Die Kulturministerin sagte vor den Abgeordneten zur Begründung der Vorlage: "Der Gesetzentwurf hat das Ziel, den öffentlich-rechtlichen Charakter (des Senders) zu stärken, ebenso die Achtung der Pluralität und die Grundsätze der Demokratie und des freien Schaffens".
Heftige Kritik der Opposition
Dagegen sprach RTVS-Direktor Lubos Machaj von einem "schwarzen Tag" für den öffentlich-rechtlichen Rundfunk und die Medien in der Slowakei. Das Versäumnis, genaue Verfahren für den Wechsel von RTVS zur Nachfolgeanstalt festzulegen, "kombiniert mit dem Fehlen einer vollständigen Führung, könnte die Institution destabilisieren und die Produktion gefährden", so der Sender in einer Erklärung.
Michal Simecka, Vorsitzender der größten Oppositionspartei Progressive Slowakei (PS), bezeichnete das Gesetz als beschämend. Er kündigte an, es vor dem Verfassungsgericht anzufechten.

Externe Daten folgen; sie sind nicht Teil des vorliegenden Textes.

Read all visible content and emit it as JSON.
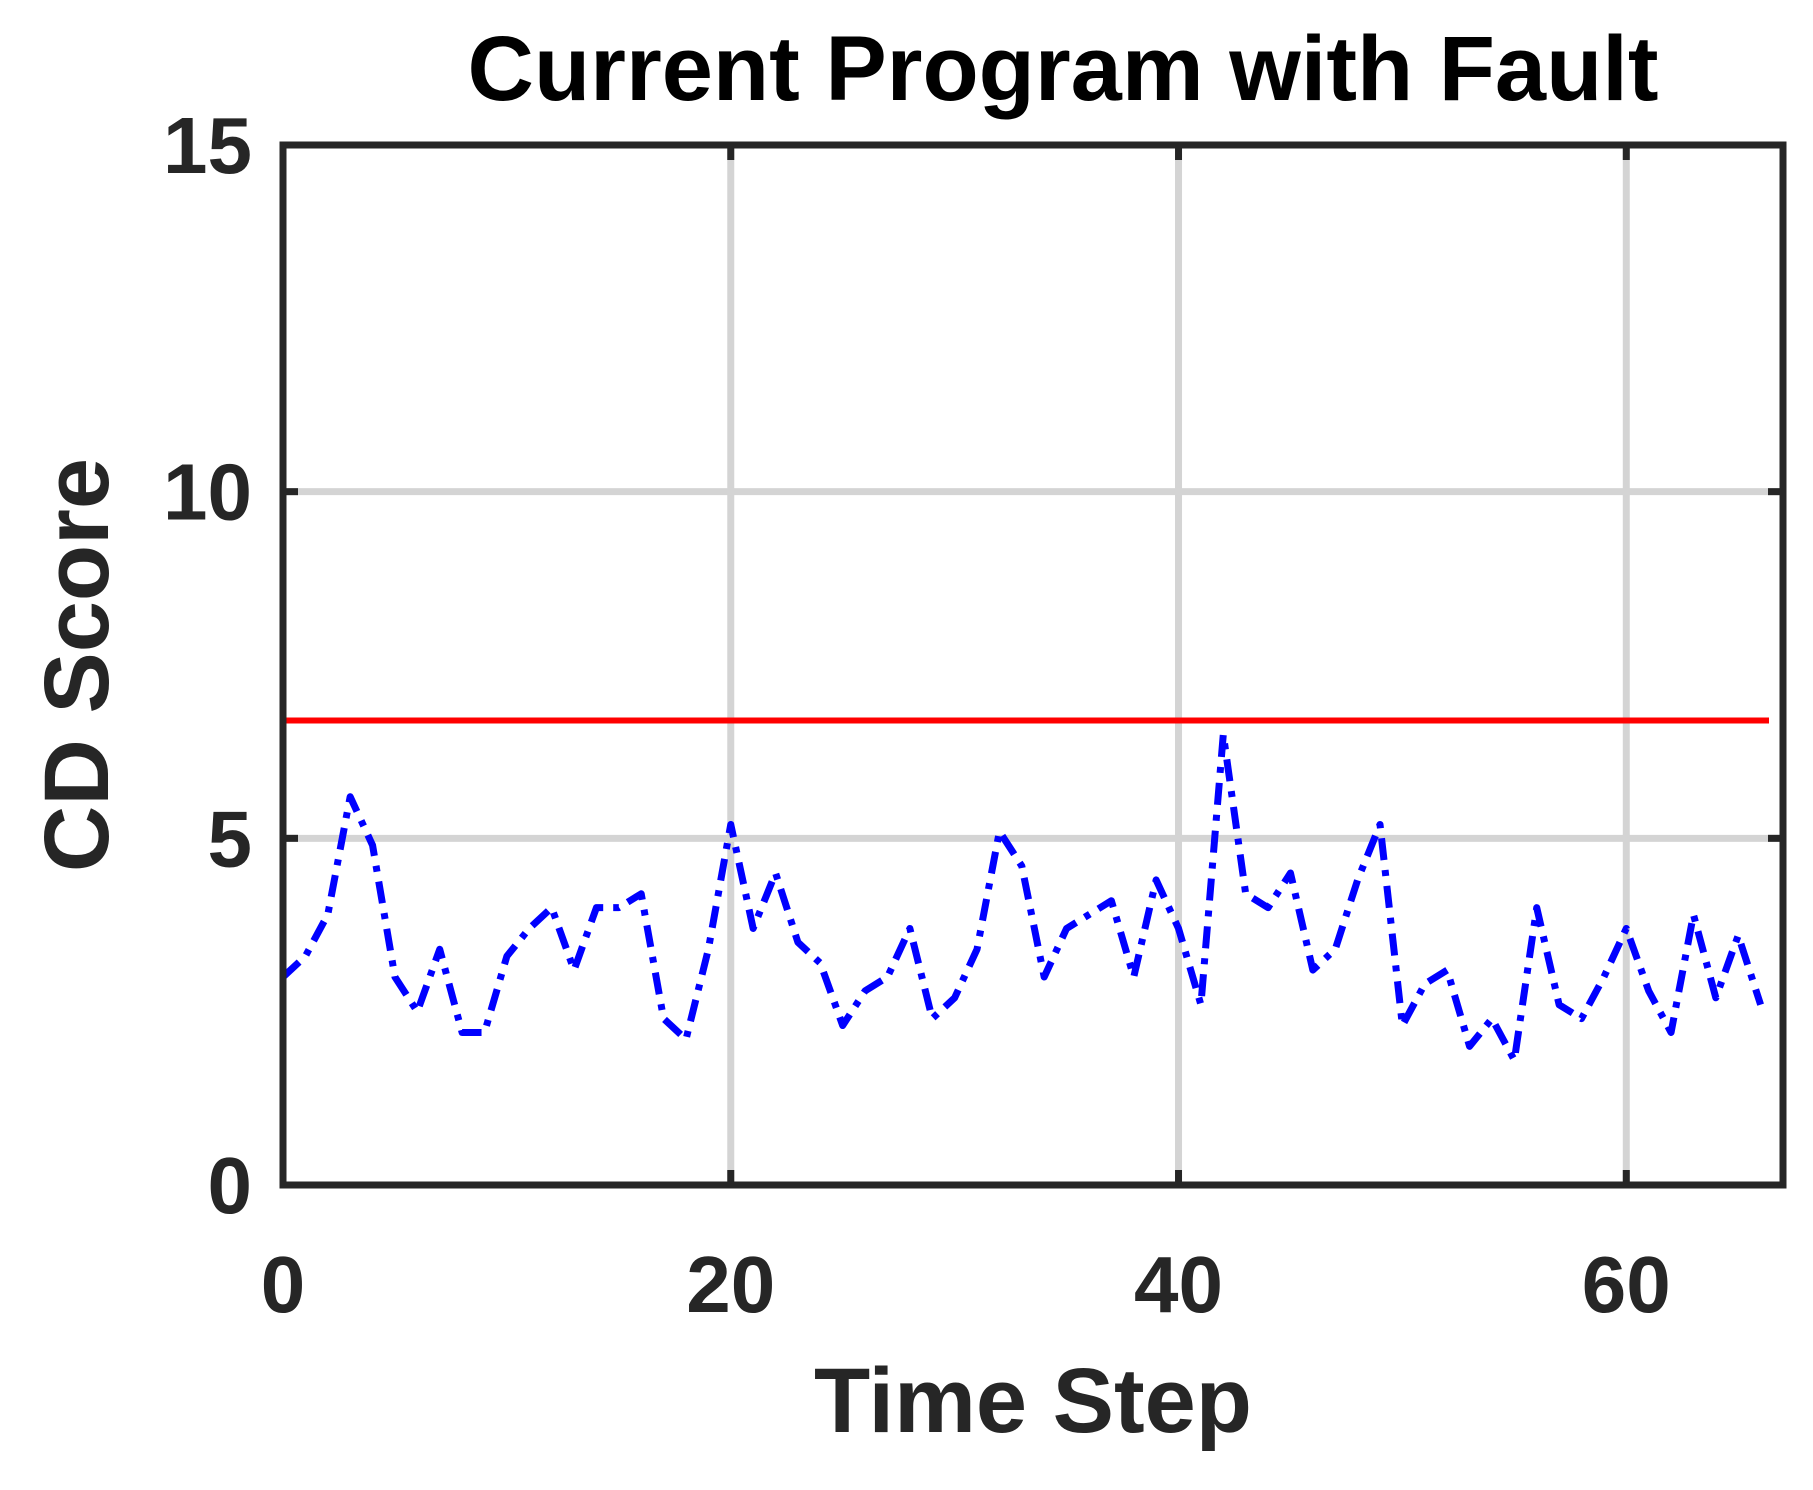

Kritiker warfen der Regierung seit Monaten vor, den Sender durch ein willfähriges Sprachrohr der Regierung ersetzen zu wollen. Den oppositionellen Protestaufrufen waren in den ersten Monaten des Jahres wiederholt Zehntausende Menschen gefolgt. Nach der Wahlniederlage der Opposition bei der Präsidentenwahl Anfang April und einem Attentat auf Regierungschef Fico am 15. Mai erlahmte die Protestbewegung jedoch.
Fico war Mitte Mai von einem 71-jährigen Attentäter niedergeschossen und schwer verletzt worden. Zuletzt waren am Dienstag in Bratislava nur einige Hundert Menschen gegen die Regierung und ihre Pläne zur Neuordnung der Medien auf die Straße gegangen.
Pressefreiheit bedroht?
Internationale Journalistenverbände hatten vor einer befürchteten Einschränkung der Pressefreiheit gewarnt. "Ministerpräsident Fico hat beschlossen, unabhängigen Medien den Kampf zu erklären", sagte der Chef von Reporter ohne Grenzen für den Raum Europa und Zentralasien, Pavol Szalai.
Der Deutsche Journalisten-Verband (DJV) appellierte Ende April an das slowakische Parlament, "der von der Regierung beabsichtigten Auflösung des öffentlich-rechtlichen Senders RTVS die Zustimmung zu verweigern". Auch in anderen osteuropäischen Staaten habe die "Aushöhlung der Demokratie stets mit der Einschränkung der Pressefreiheit begonnen", erklärte der DJV-Vorsitzende Mika Beuster.
"Das war in Ungarn unter Viktor Orban so und in Polen nach dem Wahlsieg der PIS-Partei auch." Die EU-Kommission sei deshalb gut beraten, die Entwicklung in der Slowakei genau zu verfolgen. "Wenn RTVS tatsächlich abgeschafft wird, sind entschlossene Reaktionen aus Brüssel unverzichtbar", fügte Beuster hinzu.